Lentiviral production and transductions were performed as described previously (1). Briefly, for IL-8 knockdown studies, cell lines stably expressing IL-8 short-hairpin RNA (shRNA) or a scrambled non-target shRNA were established. The targets for human IL-8 shRNA were, for IL-8 KD 1, 5′-CAAGGAGTGCTAAAGAACTTA-3′, and for IL-8 KD 2, 5′-GCAGAGGGTTGTGGAGAAGTT-3′. The shRNA targeting the 5′-GTCTCCACGCGCAGTACATTT-3′ sequence served as the negative control (scrambled non-target shRNA). Quantitative PCR (qPCR) and enzyme-linked immunosorbent assay (ELISA) were performed to determine the knockdown efficiency of IL-8. For IL-8 overexpression studies, the coding sequence of IL-8 was subcloned into the pENTR⁄D-TOPO plasmid followed by recombination with the pLenti6/V5-DEST vector according to the manufacturer’s instructions (Invitrogen, CA, USA). The primers used for PCR amplification of the IL-8 coding sequence were forward, 5′-CACCATGACTTCCAAGCTGGC-3′, and reverse, 5′-TTATGAATTCTCAGCCCTCTTC-3′. Lentiviral particles were packaged and used for cell transductions as described above, and ELISA was carried out to determine the efficiency of overexpression.

Immunoblotting

As described previously (9), cells were lysed in RIPA buffer. An equal amount of protein in each sample was mixed with Laemmli buffer and subjected to sodium dodecyl sulfate–polyacrylamide gel electrophoresis separation, followed by blotting onto a polyvinylidene difluoride membrane (Millipore, Bedford, MA) after measurement of protein concentration. Membranes were incubated with primary antibodies at 4°C. Protein bands were detected using a chemiluminescence kit (Pierce, IL, USA).

ELISA

We plated 2×10⁶ cells in 100-mm culture plates and incubated for 48h in a regular medium. The medium was then replaced with a serum-free medium (10ml) and the cells were incubated for an additional 12h. Conditioned medium was collected and subjected to centrifugation, followed by filtration at 0.45 µm to remove the debris. Secreted human IL-8 concentration in the conditioned medium was measured using a sandwich ELISA kit (R&D, MN, USA). Experiments were performed in triplicate.

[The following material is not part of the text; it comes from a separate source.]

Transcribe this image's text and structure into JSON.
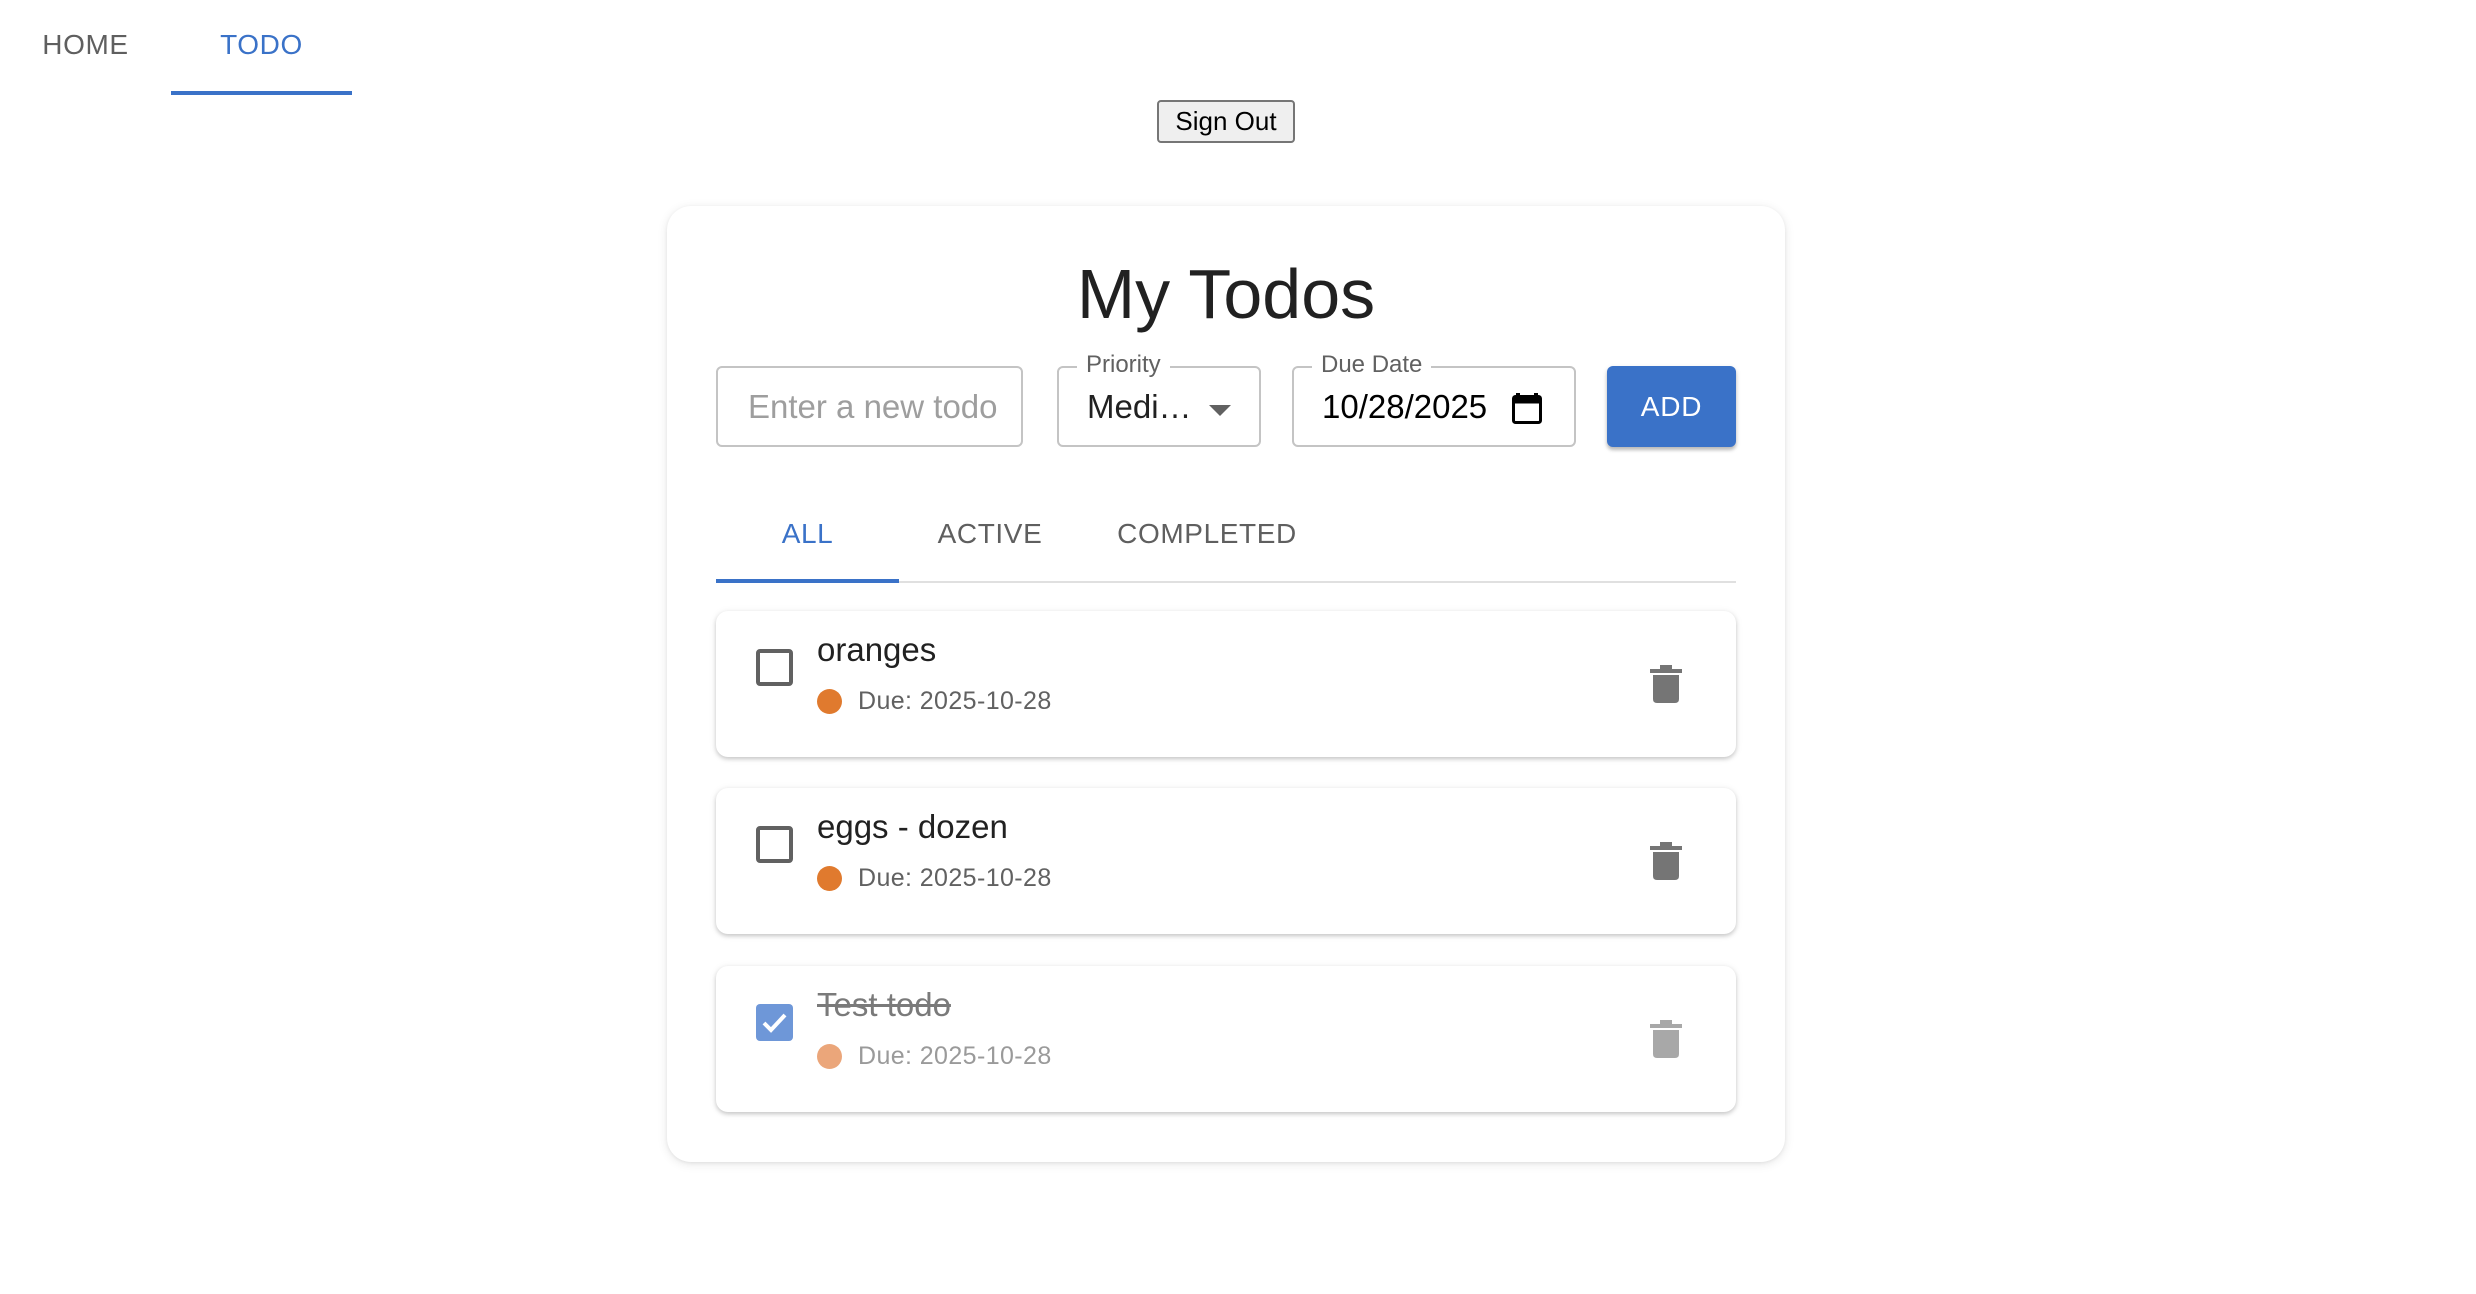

Real-time qPCR and semi-quantitative reverse transcription-PCR

As described previously (9), total RNA was extracted from cells followed by reverse transcriptions. Fast SYBR Green Master Mix was used to determine the threshold cycle (Ct) value of each sample in the CFX96 real-time PCR detection system (Bio-Rad, CA, USA). Glyceraldehyde-3-phosphate dehydrogenase (GAPDH) served as the normalization gene in these studies. The relative expression levels of the target genes were given by 2^ΔCt (Ct of GAPDH minus the Ct of the target gene). The sequences of the PCR primers used for amplifications of GAPDH, IL8, CXCR1, and CXCR2 were as follows:

• GAPDH forward: 5′-AAGGTCATCCCTGAGCTGAA-3′;

• GAPDH reverse: 5′-TGACAAAGTGGTCGTTGAGG-3′;

• IL8 forward: 5′-CTCCAAACCTTTCCACCCC-3′;

• IL8 reverse: 5′-GATTCTTGGATACCACAGAGAATG-3′;

• CXCR1 forward: 5′-CGTCTGTCAATGTCTCTTCCAACC-3′;

• CXCR1 reverse: 5′-GATAGTGCCTGTCCAGAGCCAG-3′;

• CXCR2 forward: 5′-CTTCACAGTCACATTCCAAGCCTC-3′;

• CXCR2 reverse: 5′-GCACCAGGGCAAGCTTTCTAAAC-3′.

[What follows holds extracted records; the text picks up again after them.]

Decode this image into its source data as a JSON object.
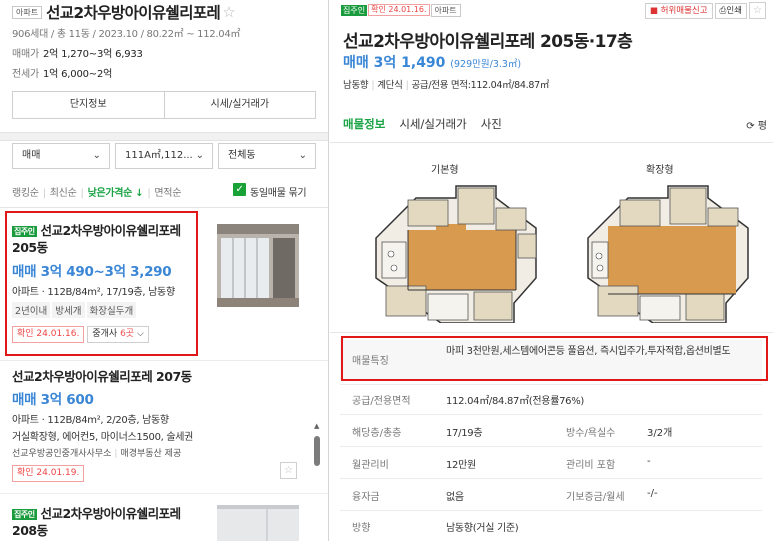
{
  "left": {
    "complex": {
      "tag": "아파트",
      "title": "선교2차우방아이유쉘리포레",
      "info": "906세대 / 총 11동 / 2023.10 / 80.22㎡ ~ 112.04㎡",
      "sale_label": "매매가",
      "sale_value": "2억 1,270~3억 6,933",
      "jeonse_label": "전세가",
      "jeonse_value": "1억 6,000~2억",
      "btn_complex": "단지정보",
      "btn_market": "시세/실거래가"
    },
    "filters": {
      "trade": "매매",
      "area": "111A㎡,112...",
      "dong": "전체동"
    },
    "sort": {
      "ranking": "랭킹순",
      "recent": "최신순",
      "low_price": "낮은가격순 ↓",
      "area": "면적순",
      "same_listing": "동일매물 묶기"
    },
    "items": [
      {
        "tag": "집주인",
        "title": "선교2차우방아이유쉘리포레 205동",
        "price": "매매 3억 490~3억 3,290",
        "info": "아파트 · 112B/84m², 17/19층, 남동향",
        "chips": [
          "2년이내",
          "방세개",
          "화장실두개"
        ],
        "verify": "확인 24.01.16.",
        "agents": "중개사 ",
        "agents_count": "6곳",
        "agents_chev": "⌵"
      },
      {
        "title": "선교2차우방아이유쉘리포레 207동",
        "price": "매매 3억 600",
        "info": "아파트 · 112B/84m², 2/20층, 남동향",
        "desc": "거실확장형, 에어컨5, 마이너스1500, 술세권",
        "agency": "선교우방공인중개사사무소",
        "provider": "매경부동산 제공",
        "verify": "확인 24.01.19."
      },
      {
        "tag": "집주인",
        "title": "선교2차우방아이유쉘리포레 208동"
      }
    ]
  },
  "right": {
    "tags": {
      "owner": "집주인",
      "verify": "확인 24.01.16.",
      "type": "아파트"
    },
    "actions": {
      "report": "허위매물신고",
      "print": "인쇄"
    },
    "title": "선교2차우방아이유쉘리포레 205동·17층",
    "price": "매매 3억 1,490",
    "price_unit": "(929만원/3.3㎡)",
    "sub": {
      "direction": "남동향",
      "structure": "계단식",
      "area": "공급/전용 면적:112.04㎡/84.87㎡"
    },
    "tabs": [
      "매물정보",
      "시세/실거래가",
      "사진"
    ],
    "refresh": "평",
    "plans": {
      "basic": "기본형",
      "extended": "확장형"
    },
    "details": {
      "feature_label": "매물특징",
      "feature_value": "마피 3천만원,세스템에어콘등 풀옵션, 즉시입주가,투자적합,옵션비별도",
      "area_label": "공급/전용면적",
      "area_value": "112.04㎡/84.87㎡(전용률76%)",
      "floor_label": "해당층/총층",
      "floor_value": "17/19층",
      "rooms_label": "방수/욕실수",
      "rooms_value": "3/2개",
      "fee_label": "월관리비",
      "fee_value": "12만원",
      "fee_inc_label": "관리비 포함",
      "fee_inc_value": "-",
      "loan_label": "융자금",
      "loan_value": "없음",
      "deposit_label": "기보증금/월세",
      "deposit_value": "-/-",
      "dir_label": "방향",
      "dir_value": "남동향(거실 기준)"
    }
  },
  "colors": {
    "accent_green": "#1aa344",
    "price_blue": "#3a86d6",
    "highlight_red": "#e01818"
  }
}
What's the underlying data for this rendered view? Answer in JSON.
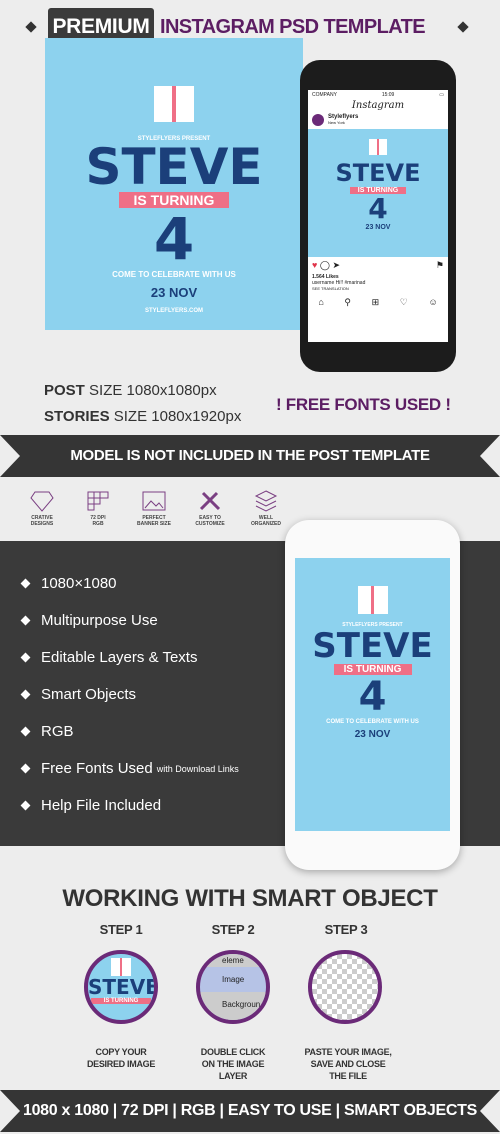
{
  "header": {
    "badge": "PREMIUM",
    "title": "INSTAGRAM  PSD TEMPLATE"
  },
  "poster": {
    "presents": "STYLEFLYERS PRESENT",
    "name": "STEVE",
    "turning": "IS TURNING",
    "age": "4",
    "celebrate": "COME TO CELEBRATE WITH US",
    "date": "23 NOV",
    "site": "STYLEFLYERS.COM"
  },
  "phone": {
    "carrier": "COMPANY",
    "time": "15:09",
    "app": "Instagram",
    "account": "Styleflyers",
    "location": "New York",
    "likes": "1.564 Likes",
    "caption": "username Hi!! #marinad",
    "translate": "SEE TRANSLATION"
  },
  "sizes": {
    "post_label": "POST",
    "post_rest": "SIZE 1080x1080px",
    "stories_label": "STORIES",
    "stories_rest": "SIZE 1080x1920px",
    "free_fonts": "! FREE FONTS USED !"
  },
  "ribbon1": "MODEL IS NOT INCLUDED  IN THE POST TEMPLATE",
  "icons": [
    {
      "icon": "diamond-icon",
      "l1": "CRATIVE",
      "l2": "DESIGNS"
    },
    {
      "icon": "grid-icon",
      "l1": "72 DPI",
      "l2": "RGB"
    },
    {
      "icon": "image-icon",
      "l1": "PERFECT",
      "l2": "BANNER SIZE"
    },
    {
      "icon": "pencil-ruler-icon",
      "l1": "EASY TO",
      "l2": "CUSTOMIZE"
    },
    {
      "icon": "layers-icon",
      "l1": "WELL",
      "l2": "ORGANIZED"
    }
  ],
  "features": [
    "1080×1080",
    "Multipurpose Use",
    "Editable Layers & Texts",
    "Smart Objects",
    "RGB",
    "Free Fonts Used",
    "Help File Included"
  ],
  "features_note": "with Download Links",
  "smart": {
    "title": "WORKING WITH SMART OBJECT",
    "steps": [
      {
        "label": "STEP 1",
        "cap1": "COPY YOUR",
        "cap2": "DESIRED IMAGE",
        "cap3": ""
      },
      {
        "label": "STEP 2",
        "cap1": "DOUBLE CLICK",
        "cap2": "ON THE IMAGE",
        "cap3": "LAYER"
      },
      {
        "label": "STEP 3",
        "cap1": "PASTE YOUR IMAGE,",
        "cap2": "SAVE AND CLOSE",
        "cap3": "THE FILE"
      }
    ],
    "layers": [
      "eleme",
      "Image",
      "Backgroun"
    ]
  },
  "footer": "1080 x 1080  |  72 DPI  |  RGB  |  EASY TO USE  |  SMART OBJECTS",
  "colors": {
    "purple": "#5c1d63",
    "dark": "#353535",
    "sky": "#8dd2ee",
    "navy": "#1b3f7a",
    "pink": "#ef6f86"
  }
}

PCR amplifications of GAPDH, CXCR1, and CXCR2 were performed under the following conditions: denature at 95°C for 30 s, anneal at 58°C for 30 s, and extend at 72°C for 30 s; reactions were carried out for 30 cycles. The experiments were performed in triplicate.

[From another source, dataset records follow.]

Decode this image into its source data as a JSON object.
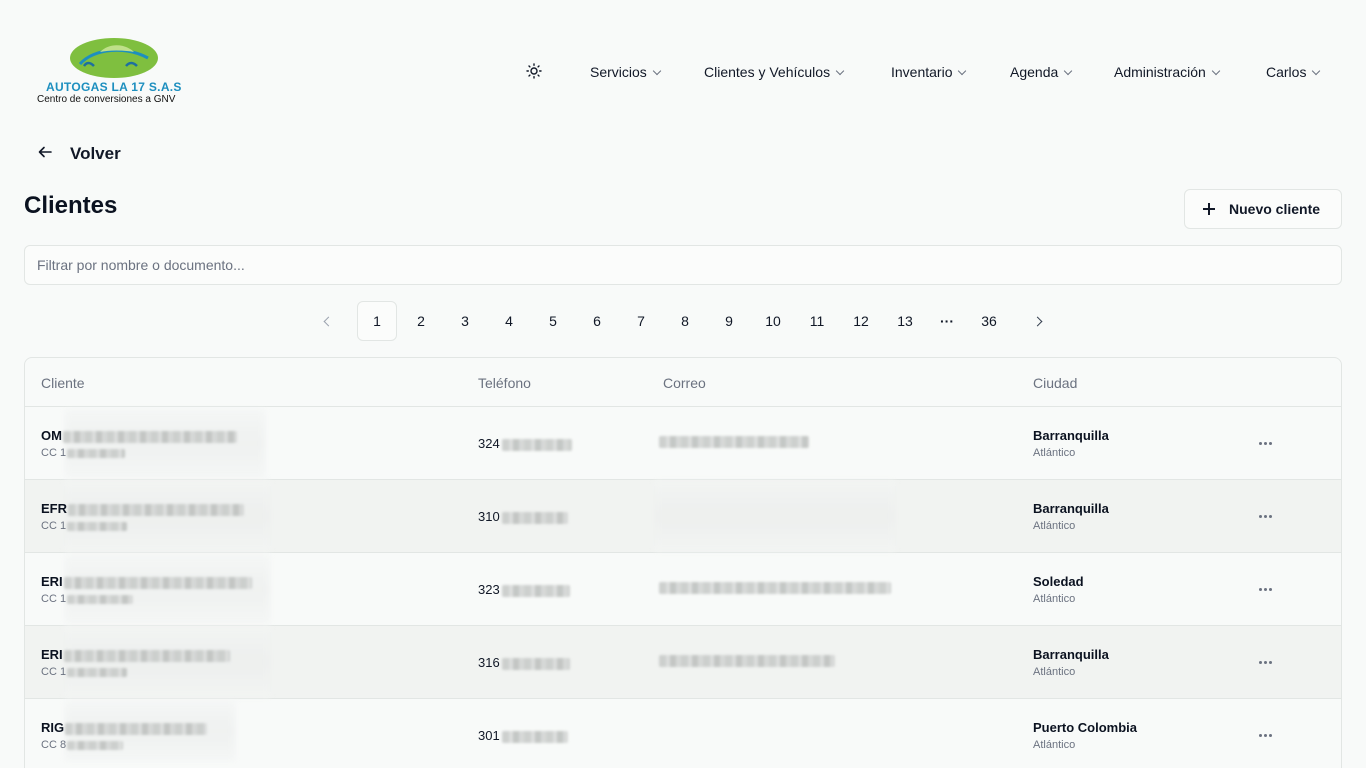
{
  "logo": {
    "name": "AUTOGAS LA 17 S.A.S",
    "subtitle": "Centro de conversiones a GNV"
  },
  "nav": {
    "theme_icon": "sun-icon",
    "items": [
      {
        "label": "Servicios"
      },
      {
        "label": "Clientes y Vehículos"
      },
      {
        "label": "Inventario"
      },
      {
        "label": "Agenda"
      },
      {
        "label": "Administración"
      },
      {
        "label": "Carlos"
      }
    ]
  },
  "back": {
    "label": "Volver",
    "icon": "arrow-left-icon"
  },
  "page": {
    "title": "Clientes"
  },
  "new_client": {
    "label": "Nuevo cliente",
    "icon": "plus-icon"
  },
  "filter": {
    "placeholder": "Filtrar por nombre o documento...",
    "value": ""
  },
  "pagination": {
    "current": "1",
    "pages": [
      "1",
      "2",
      "3",
      "4",
      "5",
      "6",
      "7",
      "8",
      "9",
      "10",
      "11",
      "12",
      "13"
    ],
    "ellipsis": "···",
    "last": "36"
  },
  "table": {
    "columns": {
      "client": "Cliente",
      "phone": "Teléfono",
      "email": "Correo",
      "city": "Ciudad"
    },
    "rows": [
      {
        "name": "OM",
        "doc": "CC 1",
        "phone": "324",
        "has_email": true,
        "city": "Barranquilla",
        "dept": "Atlántico"
      },
      {
        "name": "EFR",
        "doc": "CC 1",
        "phone": "310",
        "has_email": false,
        "city": "Barranquilla",
        "dept": "Atlántico"
      },
      {
        "name": "ERI",
        "doc": "CC 1",
        "phone": "323",
        "has_email": true,
        "city": "Soledad",
        "dept": "Atlántico"
      },
      {
        "name": "ERI",
        "doc": "CC 1",
        "phone": "316",
        "has_email": true,
        "city": "Barranquilla",
        "dept": "Atlántico"
      },
      {
        "name": "RIG",
        "doc": "CC 8",
        "phone": "301",
        "has_email": false,
        "city": "Puerto Colombia",
        "dept": "Atlántico"
      }
    ]
  },
  "colors": {
    "background": "#f8faf9",
    "border": "#e2e6e4",
    "logo_green": "#7fbf3f",
    "logo_blue": "#1d8fbf"
  }
}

Migration and invasion assays

Migration and invasion assays were performed as described previously (9, 10). Briefly, cells were plated into cell culture inserts with 8-µm microporous filters (Becton Dickinson) coated with (invasion) or without (migration) Matrigel and incubated for 24h. Cells in the upper filters (inside the inserts) were removed, and the migrated or invaded cells in the lower filters (outside the inserts) were fixed in methanol, stained with crystal violet, and counted under a microscope. The number of migrated or invaded cells in five random optical fields (100× magnification) of each filter from triplicate inserts was averaged. For S18 cells, 2×10⁴ cells were plated into each insert. For S26, HONE-1, and CNE-2 cells, 5×10⁴ cells were plated. For recombinant IL-8 (R&D) stimulation assays, recombinant IL-8 was added to the lower chambers as an attractant. To test the effect of AKT dephosphorylation on the migratory and invasive abilities of cells, cancer cells were pretreated with 20 µM LY294002 (Sigma) for 30min before performing the migration and invasion assays. Experiments were performed in triplicate.

siRNA transfection

Small-interfering RNA (siRNA) targeting AKT and a scrambled siRNA were purchased from Cell Signaling Technology (Cat No.: #6510). The target of AKT siRNA is 5′-GCACCTTCATTGGCTACAA-3′, and the siRNA targeting the sequence 5′-CGTACGCGGAATACTTCGA-3′ served as the negative control (scrambled non-target siRNA). For siRNA transfections, 2×10⁵ cells suspended in 2ml of medium were seeded into a 6-well plate. After incubation for 20h, cells were transfected with 50nM siRNAs by Lipofectamine 2000 (Invitrogen) according to the manufacturer’s instructions. Gene silencing efficiency was measured using immunoblotting at the indicated time points after transfection. For S26 and CNE-2 cells, migration and invasion assays were performed 18h after siRNA transfection.

Statistics

Student’s t-test was used to compare two independent groups of data. The median immunohistochemical staining score was used as the cutoff value to divide the patients into low and high IL-8 expression groups. Chi-square tests were applied to analyze the relationship between IL-8 expression and clinicopathological status. Kaplan–Meier survivals were plotted and log-rank tests were performed. The significance of several variables for survival was analyzed using the Cox regression model in a multivariate analysis. A P value < 0.05 was considered statistically significant in all cases.

Results

IL-8 is an independent prognostic factor for patients with NPC

The clinicopathological characteristics of the 255 patients with NPC are shown in Supplementary Table 1 is available at Carcinogenesis Online. Survival analyses showed that a higher level of IL-8 expression significantly correlated with shorter overall survival, disease-free survival, and distant-metastasis-free survival in patients with NPC (Supplementary Table 2 and Figure 1 is available at Carcinogenesis Online). Multivariate analyses further showed that a high IL-8 level in the primary NPC was an independent prognostic factor for overall survival, disease-free survival, and distant metastasis-free survival of patients with NPC (Table I). All of these findings suggest that IL-8 may have an important role in promoting more aggressive behavior of NPC cells.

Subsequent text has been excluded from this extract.